As the Russian invasion of Ukraine enters its second month, the Philadelphia Archdiocese is gearing up to help resettle Ukrainian refugees, while encouraging parish collections for on-the-ground aid.
President Joe Biden announced March 24 the U.S. is ready to “welcome 100,000 Ukrainians to the United States with a focus on reuniting families.”
James Amato, secretary for archdiocesan Catholic Human Services, said his staff is “prepared and willing to assist with any immigration efforts that come forward” in the process.
Two days after President Biden’s announcement, Amato and other archdiocesan officials met with Archbishop Borys Gudziak, metropolitan archbishop of Ukrainian Catholics in the United States, to discuss specific forms of support.
“Most of those coming will be women and children,” said Amy Stoner, director of community-based, housing and homelessness services for archdiocesan Catholic Social Services (CSS).
Stoner and her team have long experience with refugee resettlement. Through a contract with the U.S. Conference of Catholic Bishops (USCCB), CSS has most recently been aiding some 110 Afghan evacuees — including a mother with newborn twins and an expectant mother — with basic necessities, housing, health care, case management, cultural orientation and employment.
As part of the initiative, CSS has been collaborating closely with agencies such as the Nationalities Services Center (NSC) and HIAS, and expects to do the same for Ukrainian refugees, said Stoner.

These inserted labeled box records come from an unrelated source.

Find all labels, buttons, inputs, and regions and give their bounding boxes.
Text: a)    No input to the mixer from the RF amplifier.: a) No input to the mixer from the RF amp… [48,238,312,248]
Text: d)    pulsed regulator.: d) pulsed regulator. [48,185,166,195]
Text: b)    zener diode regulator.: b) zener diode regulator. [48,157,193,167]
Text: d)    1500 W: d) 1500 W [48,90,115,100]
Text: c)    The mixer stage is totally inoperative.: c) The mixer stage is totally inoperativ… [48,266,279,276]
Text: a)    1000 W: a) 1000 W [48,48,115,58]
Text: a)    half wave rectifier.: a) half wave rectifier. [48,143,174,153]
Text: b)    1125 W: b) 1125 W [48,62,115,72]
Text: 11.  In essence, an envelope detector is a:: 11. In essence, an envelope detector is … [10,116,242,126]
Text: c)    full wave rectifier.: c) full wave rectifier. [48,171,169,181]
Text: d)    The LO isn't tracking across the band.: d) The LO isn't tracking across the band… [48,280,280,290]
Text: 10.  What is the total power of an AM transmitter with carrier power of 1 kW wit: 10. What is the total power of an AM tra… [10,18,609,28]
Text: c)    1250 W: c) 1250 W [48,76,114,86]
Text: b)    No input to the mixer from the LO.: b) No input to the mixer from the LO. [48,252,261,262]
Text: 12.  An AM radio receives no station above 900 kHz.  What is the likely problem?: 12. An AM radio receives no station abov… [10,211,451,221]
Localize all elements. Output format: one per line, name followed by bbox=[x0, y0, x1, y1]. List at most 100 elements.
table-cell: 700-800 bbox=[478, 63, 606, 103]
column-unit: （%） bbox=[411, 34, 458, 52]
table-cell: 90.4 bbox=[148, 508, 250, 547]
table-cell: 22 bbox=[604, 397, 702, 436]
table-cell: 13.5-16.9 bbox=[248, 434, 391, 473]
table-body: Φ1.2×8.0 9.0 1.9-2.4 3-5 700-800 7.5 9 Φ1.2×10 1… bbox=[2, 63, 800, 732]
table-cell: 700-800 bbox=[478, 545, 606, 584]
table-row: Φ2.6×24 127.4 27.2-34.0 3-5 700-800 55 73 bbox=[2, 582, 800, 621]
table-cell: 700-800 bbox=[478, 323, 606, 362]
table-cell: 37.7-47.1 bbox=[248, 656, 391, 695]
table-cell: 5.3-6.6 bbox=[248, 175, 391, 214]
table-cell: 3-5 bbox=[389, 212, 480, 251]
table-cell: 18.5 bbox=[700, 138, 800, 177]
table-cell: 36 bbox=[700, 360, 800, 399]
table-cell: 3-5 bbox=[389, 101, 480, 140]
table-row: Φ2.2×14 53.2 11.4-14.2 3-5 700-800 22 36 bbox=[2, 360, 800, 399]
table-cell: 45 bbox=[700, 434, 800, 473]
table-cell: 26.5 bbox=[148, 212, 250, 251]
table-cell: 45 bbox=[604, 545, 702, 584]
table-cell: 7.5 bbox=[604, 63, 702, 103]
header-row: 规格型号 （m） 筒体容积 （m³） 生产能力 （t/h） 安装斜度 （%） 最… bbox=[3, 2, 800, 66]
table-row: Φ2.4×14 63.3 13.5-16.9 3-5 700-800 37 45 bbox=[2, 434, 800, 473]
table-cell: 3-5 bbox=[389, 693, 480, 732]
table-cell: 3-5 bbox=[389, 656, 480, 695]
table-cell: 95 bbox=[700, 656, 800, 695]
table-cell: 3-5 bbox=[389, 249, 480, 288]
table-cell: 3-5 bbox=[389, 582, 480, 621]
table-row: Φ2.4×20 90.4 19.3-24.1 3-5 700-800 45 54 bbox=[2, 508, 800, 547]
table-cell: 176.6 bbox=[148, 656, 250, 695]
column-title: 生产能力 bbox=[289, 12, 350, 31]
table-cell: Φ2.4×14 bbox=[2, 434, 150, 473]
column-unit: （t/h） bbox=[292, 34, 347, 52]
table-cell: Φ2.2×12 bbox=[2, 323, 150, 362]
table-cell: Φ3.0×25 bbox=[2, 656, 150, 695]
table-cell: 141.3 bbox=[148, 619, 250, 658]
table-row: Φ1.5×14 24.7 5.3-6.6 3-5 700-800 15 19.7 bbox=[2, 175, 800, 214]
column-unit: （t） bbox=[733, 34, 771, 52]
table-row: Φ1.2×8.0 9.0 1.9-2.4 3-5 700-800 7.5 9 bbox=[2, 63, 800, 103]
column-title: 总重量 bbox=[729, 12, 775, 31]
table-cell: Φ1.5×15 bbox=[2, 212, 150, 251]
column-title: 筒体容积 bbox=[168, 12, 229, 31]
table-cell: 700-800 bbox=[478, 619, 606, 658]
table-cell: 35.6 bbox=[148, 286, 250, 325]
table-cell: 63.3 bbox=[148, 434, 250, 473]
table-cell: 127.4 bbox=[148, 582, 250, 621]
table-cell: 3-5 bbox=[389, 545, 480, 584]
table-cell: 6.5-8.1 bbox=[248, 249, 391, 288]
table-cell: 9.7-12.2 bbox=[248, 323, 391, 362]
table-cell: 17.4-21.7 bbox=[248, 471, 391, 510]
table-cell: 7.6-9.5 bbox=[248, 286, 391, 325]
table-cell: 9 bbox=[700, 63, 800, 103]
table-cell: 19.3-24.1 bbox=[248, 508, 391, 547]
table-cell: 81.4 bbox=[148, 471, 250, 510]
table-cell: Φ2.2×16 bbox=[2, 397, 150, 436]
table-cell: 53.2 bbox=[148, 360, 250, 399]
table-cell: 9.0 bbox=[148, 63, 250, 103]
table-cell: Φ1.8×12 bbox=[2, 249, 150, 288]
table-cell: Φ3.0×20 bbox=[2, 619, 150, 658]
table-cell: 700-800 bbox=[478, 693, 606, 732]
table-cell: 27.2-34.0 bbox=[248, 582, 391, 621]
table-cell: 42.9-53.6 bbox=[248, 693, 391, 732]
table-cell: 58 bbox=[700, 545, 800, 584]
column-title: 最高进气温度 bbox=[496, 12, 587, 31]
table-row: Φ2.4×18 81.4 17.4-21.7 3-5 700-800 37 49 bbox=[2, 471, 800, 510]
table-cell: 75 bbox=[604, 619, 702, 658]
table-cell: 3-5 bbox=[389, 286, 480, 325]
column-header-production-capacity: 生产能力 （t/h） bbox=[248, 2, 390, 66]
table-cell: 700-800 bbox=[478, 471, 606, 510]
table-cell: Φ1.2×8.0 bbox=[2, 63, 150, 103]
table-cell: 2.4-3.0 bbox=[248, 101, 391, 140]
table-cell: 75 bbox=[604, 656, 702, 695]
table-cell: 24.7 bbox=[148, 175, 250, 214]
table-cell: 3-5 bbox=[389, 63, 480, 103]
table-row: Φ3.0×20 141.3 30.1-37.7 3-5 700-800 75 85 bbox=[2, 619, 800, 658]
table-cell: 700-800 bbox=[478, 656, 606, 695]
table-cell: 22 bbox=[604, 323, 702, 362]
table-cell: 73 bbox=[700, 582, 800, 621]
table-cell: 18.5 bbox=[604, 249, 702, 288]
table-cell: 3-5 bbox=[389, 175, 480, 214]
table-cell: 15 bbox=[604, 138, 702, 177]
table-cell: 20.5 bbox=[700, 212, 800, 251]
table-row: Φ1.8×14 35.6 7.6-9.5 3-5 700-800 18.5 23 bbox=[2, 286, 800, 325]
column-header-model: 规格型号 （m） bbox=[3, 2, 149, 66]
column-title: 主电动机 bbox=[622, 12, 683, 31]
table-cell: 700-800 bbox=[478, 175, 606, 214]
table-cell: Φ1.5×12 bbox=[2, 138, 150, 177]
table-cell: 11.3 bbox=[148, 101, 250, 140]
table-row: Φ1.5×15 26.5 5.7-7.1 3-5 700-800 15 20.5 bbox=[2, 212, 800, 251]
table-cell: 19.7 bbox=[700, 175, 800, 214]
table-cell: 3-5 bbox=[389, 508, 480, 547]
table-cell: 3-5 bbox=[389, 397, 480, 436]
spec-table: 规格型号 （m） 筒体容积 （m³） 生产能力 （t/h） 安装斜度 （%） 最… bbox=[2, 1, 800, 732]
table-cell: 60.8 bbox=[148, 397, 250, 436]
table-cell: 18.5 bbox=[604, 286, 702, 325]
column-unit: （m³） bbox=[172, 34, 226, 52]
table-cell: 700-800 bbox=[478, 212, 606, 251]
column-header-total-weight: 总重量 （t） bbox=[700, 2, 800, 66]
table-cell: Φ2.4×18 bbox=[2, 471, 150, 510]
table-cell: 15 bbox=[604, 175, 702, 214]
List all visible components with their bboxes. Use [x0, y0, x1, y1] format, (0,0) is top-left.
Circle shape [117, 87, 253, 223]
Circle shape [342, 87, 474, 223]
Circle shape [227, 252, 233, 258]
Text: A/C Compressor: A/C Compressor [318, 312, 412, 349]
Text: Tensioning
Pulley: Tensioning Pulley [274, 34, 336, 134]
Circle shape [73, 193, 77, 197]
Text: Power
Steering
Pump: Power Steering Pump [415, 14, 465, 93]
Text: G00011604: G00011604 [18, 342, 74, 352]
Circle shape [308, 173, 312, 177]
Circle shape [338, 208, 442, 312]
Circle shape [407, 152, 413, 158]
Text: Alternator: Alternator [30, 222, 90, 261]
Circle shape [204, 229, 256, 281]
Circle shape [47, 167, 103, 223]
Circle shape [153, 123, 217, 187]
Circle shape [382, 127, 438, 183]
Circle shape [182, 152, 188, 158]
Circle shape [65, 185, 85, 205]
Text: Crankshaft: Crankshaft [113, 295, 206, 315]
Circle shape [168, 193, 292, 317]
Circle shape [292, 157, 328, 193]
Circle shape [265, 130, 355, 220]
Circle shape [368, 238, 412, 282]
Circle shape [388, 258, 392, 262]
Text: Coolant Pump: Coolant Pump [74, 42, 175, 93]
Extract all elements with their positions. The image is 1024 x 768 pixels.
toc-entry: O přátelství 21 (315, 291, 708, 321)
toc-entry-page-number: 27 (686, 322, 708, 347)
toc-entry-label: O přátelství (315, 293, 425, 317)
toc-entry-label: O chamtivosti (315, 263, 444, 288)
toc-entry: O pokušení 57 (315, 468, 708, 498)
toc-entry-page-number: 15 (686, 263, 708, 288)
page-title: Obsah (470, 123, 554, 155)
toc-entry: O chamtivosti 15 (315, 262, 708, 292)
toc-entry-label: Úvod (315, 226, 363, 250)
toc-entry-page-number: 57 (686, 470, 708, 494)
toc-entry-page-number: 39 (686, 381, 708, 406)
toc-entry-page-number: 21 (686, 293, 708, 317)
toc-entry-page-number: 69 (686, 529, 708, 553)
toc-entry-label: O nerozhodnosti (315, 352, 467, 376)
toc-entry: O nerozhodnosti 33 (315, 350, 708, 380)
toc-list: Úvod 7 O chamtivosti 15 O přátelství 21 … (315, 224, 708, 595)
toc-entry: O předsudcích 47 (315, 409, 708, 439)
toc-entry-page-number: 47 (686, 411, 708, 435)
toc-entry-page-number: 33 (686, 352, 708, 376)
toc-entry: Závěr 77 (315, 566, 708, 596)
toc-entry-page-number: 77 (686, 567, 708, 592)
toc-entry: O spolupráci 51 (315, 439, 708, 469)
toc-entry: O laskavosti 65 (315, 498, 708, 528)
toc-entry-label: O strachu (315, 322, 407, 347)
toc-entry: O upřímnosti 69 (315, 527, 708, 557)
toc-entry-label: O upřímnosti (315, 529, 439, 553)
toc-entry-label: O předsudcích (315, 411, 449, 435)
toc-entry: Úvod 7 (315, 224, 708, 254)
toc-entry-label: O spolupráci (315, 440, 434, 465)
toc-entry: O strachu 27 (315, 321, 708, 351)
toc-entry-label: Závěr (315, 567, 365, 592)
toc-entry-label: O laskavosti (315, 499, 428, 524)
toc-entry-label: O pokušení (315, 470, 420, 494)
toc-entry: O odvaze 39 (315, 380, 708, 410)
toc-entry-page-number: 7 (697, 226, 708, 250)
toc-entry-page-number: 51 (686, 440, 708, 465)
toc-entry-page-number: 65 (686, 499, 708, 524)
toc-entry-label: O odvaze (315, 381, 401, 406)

Both she and Amato noted CSS’s immigration legal services will play a key role in the effort, since many Ukrainian families already in the U.S. are seeking to sponsor relatives who are fleeing the war.
Monetary donations are also being sought to bolster refugee relief, medical supplies and pastoral care in Ukraine.
Days after the Russian invasion, the USCCB announced its annual collection for Aid to the Church in Central and Eastern Europe would be directed to Ukraine.
In the Philadelphia Archdiocese, parishes are also encouraged to take up additional collections for the Humanitarian Aid Fund of the Ukrainian Catholic Church in America, representing the Ukrainian Catholic Archeparchy of Philadelphia, Eparchy of Stamford, Eparchy of St. Nicholas in Chicago and Eparchy of St. Josaphat in Parma, Ohio.
The fund is directly supporting humanitarian aid organizations and suffering church institutions in Ukraine: Caritas Ukraine (part of Caritas Internationalis, the universal church’s official humanitarian arm); the Ukrainian Catholic University, which has organized an emergency medical supplies program; the Ukrainian Catholic Church Curia in Kyiv; the Kharkiv Exarchate (church jurisdiction), located in a city particularly targeted by Russian forces; and the Ukrainian Greek Catholic Eparchies in Poland, to which about 2.3 million Ukrainian refugees have fled.
Archdiocesan collections for Ukraine should be sent to the Chancery Office (222 North 17th Street, Philadelphia, PA 19103), with checks made payable to the Archeparchy of Philadelphia and the words “Humanitarian Aid” in the memo line. Online contributions can be made via Paypal through the archeparchy website at ukrarcheparchy.us/donate.
Along with practical aid, local residents remain in spiritual solidarity with Ukrainians, said Amato.
“Our prayers go out to the suffering people of Ukraine,” he said.